I occasionally wonder if there are somehow more grounds in the 2nd espresso even though it looks the same. I could easily be imagining it but when engaging the basket to the espresso machine, the second one sometimes seems to require more force. I suppose weighing the grounds might answer this question.

Would be good to get other opinions on this.

Many thanks.


----------



## Glenn (Jun 14, 2008)

Its entirely possible that there are more grounds in the second dose if you had cleaned out your grinder previously.
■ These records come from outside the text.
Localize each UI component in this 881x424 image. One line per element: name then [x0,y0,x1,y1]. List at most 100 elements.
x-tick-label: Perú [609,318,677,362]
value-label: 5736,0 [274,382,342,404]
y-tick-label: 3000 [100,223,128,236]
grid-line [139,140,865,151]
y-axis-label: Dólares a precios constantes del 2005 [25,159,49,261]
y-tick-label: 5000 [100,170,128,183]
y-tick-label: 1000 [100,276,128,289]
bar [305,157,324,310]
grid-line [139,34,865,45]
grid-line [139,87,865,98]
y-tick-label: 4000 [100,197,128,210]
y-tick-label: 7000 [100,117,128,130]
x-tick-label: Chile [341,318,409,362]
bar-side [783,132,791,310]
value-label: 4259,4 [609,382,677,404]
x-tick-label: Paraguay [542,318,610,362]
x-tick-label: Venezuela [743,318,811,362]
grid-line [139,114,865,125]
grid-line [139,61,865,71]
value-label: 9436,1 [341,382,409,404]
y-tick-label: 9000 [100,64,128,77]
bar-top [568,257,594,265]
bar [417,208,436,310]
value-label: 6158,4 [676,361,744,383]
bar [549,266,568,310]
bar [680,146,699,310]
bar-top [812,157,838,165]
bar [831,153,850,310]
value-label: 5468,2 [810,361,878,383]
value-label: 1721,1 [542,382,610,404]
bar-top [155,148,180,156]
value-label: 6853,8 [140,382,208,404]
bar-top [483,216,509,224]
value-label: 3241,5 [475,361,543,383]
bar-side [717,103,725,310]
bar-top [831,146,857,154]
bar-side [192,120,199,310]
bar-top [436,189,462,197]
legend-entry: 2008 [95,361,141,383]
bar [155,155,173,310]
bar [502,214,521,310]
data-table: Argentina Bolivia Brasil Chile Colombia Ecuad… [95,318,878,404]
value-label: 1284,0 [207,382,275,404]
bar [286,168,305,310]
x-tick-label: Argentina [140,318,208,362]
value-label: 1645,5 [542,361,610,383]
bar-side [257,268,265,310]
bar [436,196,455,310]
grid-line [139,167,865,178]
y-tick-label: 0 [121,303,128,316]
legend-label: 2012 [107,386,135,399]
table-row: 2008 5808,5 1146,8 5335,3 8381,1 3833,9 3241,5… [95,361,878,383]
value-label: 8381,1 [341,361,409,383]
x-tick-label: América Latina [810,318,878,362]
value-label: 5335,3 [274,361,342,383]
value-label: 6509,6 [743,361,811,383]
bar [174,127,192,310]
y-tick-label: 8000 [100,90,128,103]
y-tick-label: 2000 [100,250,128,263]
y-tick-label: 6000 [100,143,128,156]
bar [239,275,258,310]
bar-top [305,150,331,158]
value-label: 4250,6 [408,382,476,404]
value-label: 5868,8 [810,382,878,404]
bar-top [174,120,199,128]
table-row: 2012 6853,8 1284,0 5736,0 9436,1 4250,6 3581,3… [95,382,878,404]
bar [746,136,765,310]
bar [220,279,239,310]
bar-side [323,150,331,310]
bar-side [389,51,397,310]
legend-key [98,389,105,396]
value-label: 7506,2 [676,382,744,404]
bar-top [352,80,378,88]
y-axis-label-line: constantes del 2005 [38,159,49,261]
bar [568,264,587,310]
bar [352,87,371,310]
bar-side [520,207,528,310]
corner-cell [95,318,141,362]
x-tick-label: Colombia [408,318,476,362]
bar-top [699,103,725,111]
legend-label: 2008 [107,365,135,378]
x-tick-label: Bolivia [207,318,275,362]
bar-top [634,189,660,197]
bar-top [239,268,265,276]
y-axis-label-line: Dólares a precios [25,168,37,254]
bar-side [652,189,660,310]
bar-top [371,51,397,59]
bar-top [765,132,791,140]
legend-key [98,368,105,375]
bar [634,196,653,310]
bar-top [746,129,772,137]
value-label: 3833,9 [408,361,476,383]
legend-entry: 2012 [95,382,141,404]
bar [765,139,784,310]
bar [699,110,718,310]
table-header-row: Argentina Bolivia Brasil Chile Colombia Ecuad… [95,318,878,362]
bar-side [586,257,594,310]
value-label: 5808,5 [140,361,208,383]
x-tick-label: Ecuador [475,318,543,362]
If your grinder retains grinds then this will be the issue, as these will be ejected when you next dose


----------



## bjj22 (Mar 9, 2013)

Hi Glenn, thanks for your reply. Not sure I totally understand though. The grinder dispenses the grinds directly into the basket whilst pressing the button, and release the button it stops, ie it doesn't dispense a pre programmed amount. We don't clean the grinder out regularly, should we be?



Glenn said:


> Its entirely possible that there are more grounds in the second dose if you had cleaned out your grinder previously.
> 
> If your grinder retains grinds then this will be the issue, as these will be ejected when you next dose


----------



## bjj22 (Mar 9, 2013)

PS I realise I should've pointed out our grinder doesn't have a "doser" ie it is this one http://www.amazon.com/Rancilio-Rocky-Doserless-Coffee-Grinder/dp/B000AYWU9K/ref=sr_1_1?s=home-garden&ie=UTF8&qid=1362845057&sr=1-1&keywords=rancilio+rocky not this one http://www.amazon.com/Rancilio-ROCKY-Burr-Grinder-Doser/dp/B0007XY7MM/ref=sr_1_2?s=home-garden&ie=UTF8&qid=1362845057&sr=1-2&keywords=rancilio+rocky


----------



## Glenn (Jun 14, 2008)

Yes, you should clean your grinder out regularly as even with a doserless, grinders retain a gram or 2 of coffee after each dose.

Try giving it a clean then weighing beans in, and coffee out. The difference in weight will be the grind retention


----------



## bjj22 (Mar 9, 2013)

Thanks glenn. I'll give it a try. It feels to me like it shouldn't be the grinder though as I fill the basket by eye - for example up to the line (post-tamping). Whilst there may well be grounds retained in the grinder, surely I will be compensating by visually adjusting the amount of grounds I dispense? Obviously I won't be spot on each time, but this should be a random error - whereas in this case, the second shot consistently takes longer for the same amount of coffee to be produced, implying a systematic error..

To me this suggests either somehow the second basket looks less full than it is (not sure how that could happen) so I add too many grounds to make it look right, or for some reason the machine dispenses the hot water slower the second time. Maybe something is retained on the espresso head after the first cup?

I'm totally over-thinking this but would be nice to know!


----------



## Steve_S_T (Dec 7, 2012)

Whilst I've never used a Silvia is it possible that the boiler pressure has dropped whilst dispensing the first shot and doesn't have time to fully build back up before you pull the second so lower pressure = slower pour? I suppose if you wait an extra minute or two between shots you could rule this out (or in).

Steve.


----------



## bjj22 (Mar 9, 2013)

Will try this too - thanks Steve!


----------



## mike 100 (Jul 15, 2010)

May be worth temperature surfing to ensure the boiler is up to the correct temp, have a look at http://www.seattlecoffeegear.com video's by Gail & Kat to explain properly, but it invloves running off water from the boiler (hot water tap) until the boiler light comes on,when the light goes out wait 30 seconds then pull your shot, the Silvia should be at the correct temp for coffee.And as Glenn says weigh your doses to eliminate error


----------